(Madrid) En attendant la fin du confinement, Marichu danse la « sévillane », en solo dans son grand salon. « Patience, prudence », répète cette veuve de 74 ans à Madrid, épicentre de l’épidémie de coronavirus en Espagne.

Maria Zabala, dite Marichu, fait partie d’une joyeuse bande de retraitées madrilènes, habituées à cultiver « leur » potager communautaire, trois fois par semaine, derrière une basilique du centre historique de la capitale.

Mais ça, c’était avant que le confinement général entre en vigueur le 14 mars pour freiner l’épidémie qui a déjà fait plus de 8000 morts dans le pays et troublé toutes les vies.

Marichu ne fait plus qu’entrouvrir sa porte, pour se laisser photographier par l’AFP, à bonne distance.

« On va tenir bon », dit cette mère de cinq enfants et grand-mère de 12 petits-enfants, qui travailla notamment au Centre des expositions de Madrid, récemment transformé par l’armée en immense hôpital de campagne pour des milliers de malades du coronavirus.

Une « musique joyeuse » envahit son appartement quand, privée de ses cours de danse dans une maison de retraite, elle répète seule chez elle les gestes de la « sévillane », une danse populaire qui se pratique à deux ou en groupe...

Les commerces non indispensables ayant fermé, « l’imagination est au pouvoir », lance Marichu qui découpe les emballages du lait pour les emplir de terre et y faire des semis.  Si jamais le potager rouvrait en mai, elle ne manquerait pas de plants de tomates et de concombres...

« Un virus en guise de bombes »

PHOTO GABRIEL BOUYS, AGENCE FRANCE-PRESSE

Veuve de 81 ans, Mercedes Aceituno a la même nostalgie de leur jardin urbain et la même passion des plantes débordant de ses balcons.

Veuve de 81 ans, Mercedes Aceituno a la même nostalgie de leur jardin urbain et la même passion des plantes débordant de ses balcons.

Née orpheline de père dans un village d’Estrémadure, elle monta à Madrid à 18 ans pour travailler dur, comme « servante chez des maîtres fortunés » puis tenir « une boutique de fruits secs, dimanche et jours fériés pendant quarante ans ». « C’est pour ça que je supporte bien ce confinement », croit-elle.

On vieillit bien en Espagne, où l’espérance de vie est de 83,3 ans en moyenne, la troisième plus élevée du monde derrière le Japon et la Suisse, selon un rapport officiel de novembre.

Mais le virus s’est infiltré comme un tueur en série, surtout dans les maisons de retraite.

Alors Mercedes ne quitte plus son logement du troisième étage et désinfecte « à la javel » son palier et ses balcons.

Une voisine lui dépose des provisions près de sa porte. Elle la gratifie en retour d’omelette aux pommes de terre maison.

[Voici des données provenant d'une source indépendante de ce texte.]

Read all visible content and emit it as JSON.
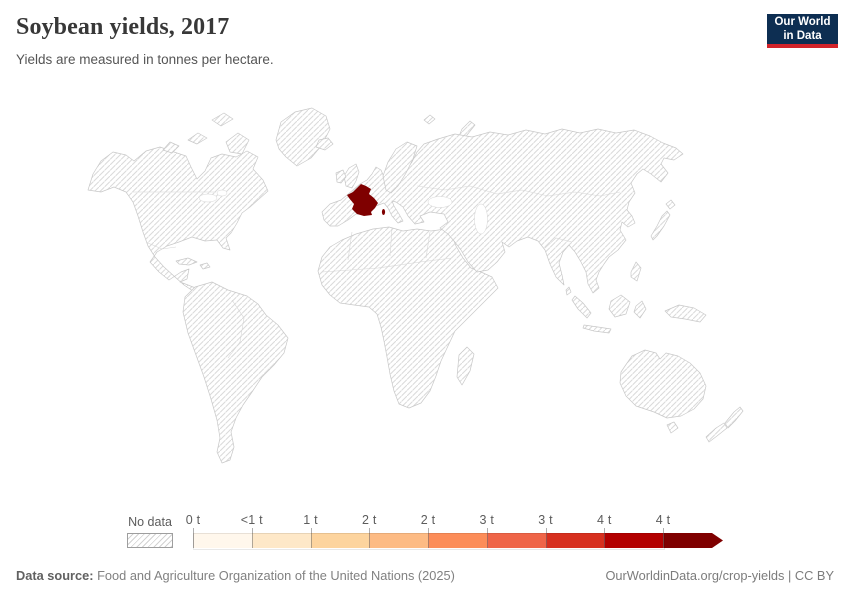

L’ancienne commerçante a déjà annoncé qu’elle ne ferait pas payer au bar d’en bas — fermé pour cause de confinement — les loyers de mars et avril de l’ancienne boutique qui lui appartient.

« C’est un peu “tous aux abris”, il va y avoir un bombardement “ avec un virus en guise de bombe », commente Pepa Peña, 61 ans, l’une des plus jeunes jardinières du groupe et la plus soucieuse et débordée depuis que sa mère de 85 ans a eu un infarctus, au début du confinement.

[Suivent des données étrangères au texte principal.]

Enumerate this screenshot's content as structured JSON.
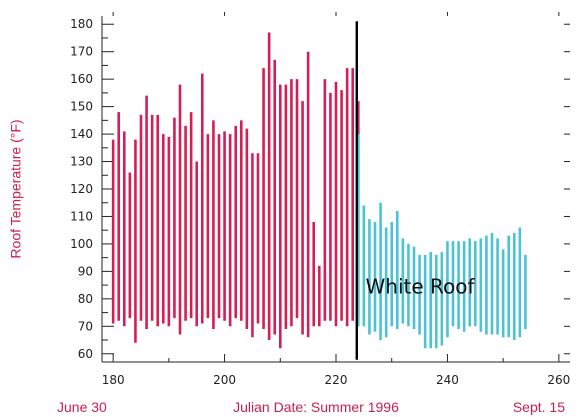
{
  "chart_data": {
    "type": "bar",
    "ylabel": "Roof Temperature (°F)",
    "xlabel": "Julian Date: Summer 1996",
    "x_start_label": "June 30",
    "x_end_label": "Sept. 15",
    "xlim": [
      178,
      262
    ],
    "ylim": [
      57,
      183
    ],
    "x_ticks": [
      180,
      200,
      220,
      240,
      260
    ],
    "y_ticks": [
      60,
      70,
      80,
      90,
      100,
      110,
      120,
      130,
      140,
      150,
      160,
      170,
      180
    ],
    "annotation": "White Roof",
    "divider_x": 224,
    "colors": {
      "before": "#d31f55",
      "after": "#4cc3d3",
      "divider": "#000000"
    },
    "series": [
      {
        "name": "",
        "x": [
          180,
          181,
          182,
          183,
          184,
          185,
          186,
          187,
          188,
          189,
          190,
          191,
          192,
          193,
          194,
          195,
          196,
          197,
          198,
          199,
          200,
          201,
          202,
          203,
          204,
          205,
          206,
          207,
          208,
          209,
          210,
          211,
          212,
          213,
          214,
          215,
          216,
          217,
          218,
          219,
          220,
          221,
          222,
          223,
          224
        ],
        "min": [
          71,
          72,
          70,
          73,
          64,
          72,
          69,
          72,
          70,
          71,
          70,
          73,
          67,
          72,
          73,
          70,
          71,
          73,
          69,
          73,
          72,
          70,
          73,
          72,
          69,
          66,
          71,
          69,
          65,
          67,
          62,
          69,
          70,
          73,
          67,
          66,
          70,
          70,
          72,
          72,
          70,
          72,
          70,
          72,
          73
        ],
        "max": [
          138,
          148,
          141,
          126,
          138,
          147,
          154,
          147,
          147,
          140,
          139,
          146,
          158,
          143,
          148,
          130,
          162,
          140,
          145,
          140,
          141,
          140,
          143,
          145,
          142,
          133,
          133,
          164,
          177,
          167,
          158,
          158,
          160,
          160,
          152,
          170,
          108,
          92,
          160,
          155,
          159,
          156,
          164,
          164,
          152
        ]
      },
      {
        "name": "",
        "x": [
          224,
          225,
          226,
          227,
          228,
          229,
          230,
          231,
          232,
          233,
          234,
          235,
          236,
          237,
          238,
          239,
          240,
          241,
          242,
          243,
          244,
          245,
          246,
          247,
          248,
          249,
          250,
          251,
          252,
          253,
          254
        ],
        "min": [
          70,
          70,
          67,
          68,
          65,
          66,
          70,
          69,
          71,
          70,
          69,
          67,
          62,
          62,
          62,
          63,
          66,
          70,
          69,
          68,
          70,
          70,
          68,
          67,
          67,
          67,
          66,
          66,
          65,
          66,
          69
        ],
        "max": [
          140,
          114,
          109,
          108,
          115,
          106,
          108,
          112,
          102,
          100,
          99,
          96,
          96,
          97,
          96,
          97,
          101,
          101,
          101,
          101,
          102,
          101,
          102,
          103,
          104,
          102,
          98,
          103,
          104,
          106,
          96
        ]
      }
    ]
  }
}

« À l’hôpital, on lui a fait un test de coronavirus, négatif, et j’ai dit ” on rentre à la maison ! “ parce que là-bas, elle pouvait l’attraper », explique-t-elle.

« Ne reste pas en pyjama »

Le ministère de la Santé diffuse d’étranges consignes aux 46 millions d’Espagnols confinés : « ne reste pas en pyjama », « évite la surinformation »...

Des règles qu’applique, sans le savoir, l’une des amies jardinières, Doris Blas, ex-informaticienne de 65 ans, vivant seule et sans enfant.

Coquette dans un pull rouge, cette femme enjouée évite les informations télévisées, « nuisibles au cerveau », dit-elle, car « ça ne résout rien de penser : ” Madre mia, tous ces morts, quelle horreur ! “ ».

Croyante, elle préfère regarder chaque jour la messe — sur l’internet — et prier.

Elle parle du virus comme d’une « saloperie » qui « nous remet tous à notre place », car « nous ne sommes pas aussi forts et sûrs que nous le croyions ».

Déjà, les amies du potager ont pris rendez-vous, « au soleil, quand tout cela se calmera ».

« On prendra une petite bière sur une terrasse, toutes ensemble, dit Marichu. On parlera de tout ce qui nous sera arrivé et on relancera ce jardin qui nous tient en vie ».